BURLO / NRW | bd | Am 15. März 2022 schlug diese Nachricht der Landesregierung NRW bei vielen Grundstückseigentümern und Immobilienbesitzern ein wie eine Bombe. Das, was bereits seit einigen Jahren immer wieder für gerichtliche Auseinandersetzungen zwischen Häuslebauern, Eigentümern und Kommunen sorgte, solle nun ein für alle Mal der Vergangenheit angehören. So traten Vertreter von CDU und FDP vor die Medien und gaben bekannt, dass die umstrittenen Straßenbaubeiträge nun der Vergangenheit angehören sollen. Die hundertprozentige Übernahme dieser Beiträge solle rückwirkend auch für Grundstückseigentümer gelten, denen seit 2020 bereits die hälftige Förderung bewilligt worden sei, betonte CDU-Fraktionschef Löttgen. „Wir können die Anlieger rückwirkend und zukünftig zu 100 Prozent von den Straßenausbaubeiträgen entlasten.“ (Zitat des WDR).

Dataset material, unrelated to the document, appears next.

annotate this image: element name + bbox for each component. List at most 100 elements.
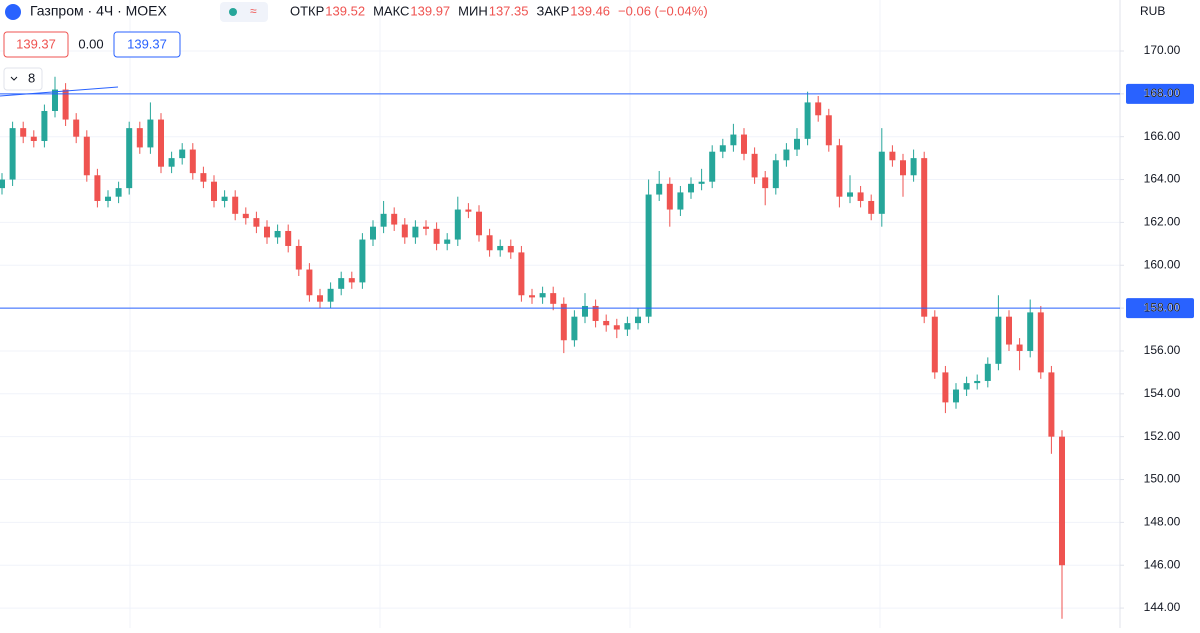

Begehrlichkeiten bei Betroffenen geweckt

Kaum war die Nachricht über die Medien verbreitet, weckte die Ankündigung natürlich auch Begehrlichkeiten bei denen, die aktuell durch Straßenbauabgaben belastet werden sollen, so auch im Borkener Ortsteil Burlo. Die Stadt Borken hatte bereits im Dezember 2021 angekündigt, den Mühlenweg nach jahrzehntelangem Stillstand nun fertig zu stellen. Was die Anlieger einerseits freut (soll doch die arg ramponierte Gemeindestraße nun ansehnlich ausgebaut werden / inkl. umfangreicher Arbeiten an der Kanalisation), führt andererseits zu Verunsicherung. Können nach der Ankündigung der Landesregierung die Anlieger aufatmen und nun die teilweise fünfstelligen Eurobeträge einsparen?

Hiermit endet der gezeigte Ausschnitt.